Three years ago Anderson was in a mainstream-sounding folk act called Backdraft: The Musical that never really picked up steam, and one year ago she was making home music videos for an audience of mostly people she knew. Then, in December, she wound up on YouTube's home page, and by February she was making enough money on iTunes sales to quit her day job and start touring the country.
She realizes that it takes more than talent to get where she is today and is understandably wary about her continued success. She wasn't in a glasses mood at a recent show and thought about wearing contacts. Probably it wouldn't matter at all, but when things are going this well, you don't screw with them. She wore her glasses.
Obviously, it's working. As she's being interviewed in a coffee shop, Anderson is recognized.
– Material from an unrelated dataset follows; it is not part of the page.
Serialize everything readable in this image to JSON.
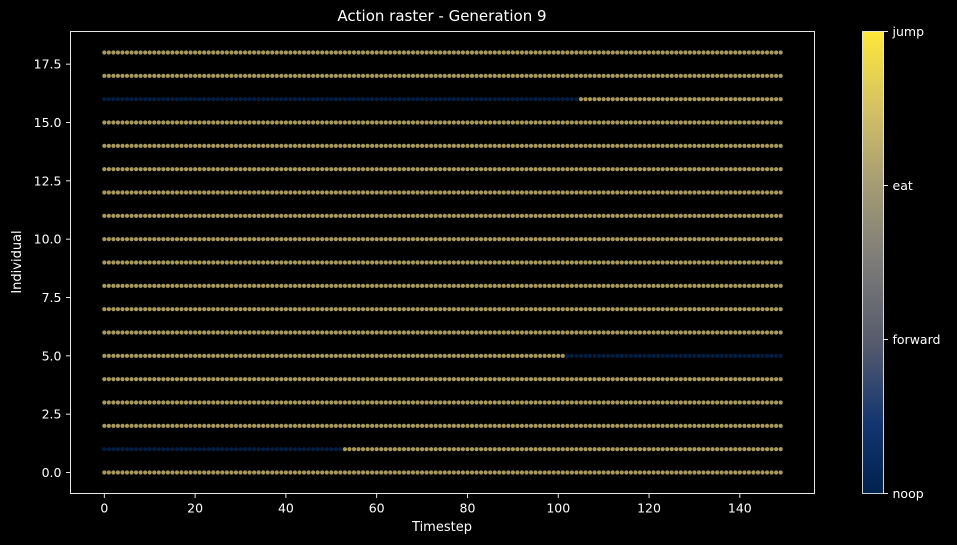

The barista isn't sure at first, but eventually, after she sees the recorder and overhears something about songwriting, she decides to go in the back and play some Danielle Ate the Sandwich over the PA.
"I'm so embarrassed and flattered at the same time," Anderson says after a few seconds of shocked recognition.
The barista's roommate, it turns out, is a fan. A little later, she brings out the roommate's sunglasses and asks Anderson to sign them. They're bright-orange Wayfarer knockoffs made with dull plastic by Volcom. On the back of the frame in Sharpie, Anderson writes: "Bailey — You wasted your money on these glasses. — Danielle Ate the Sandwich."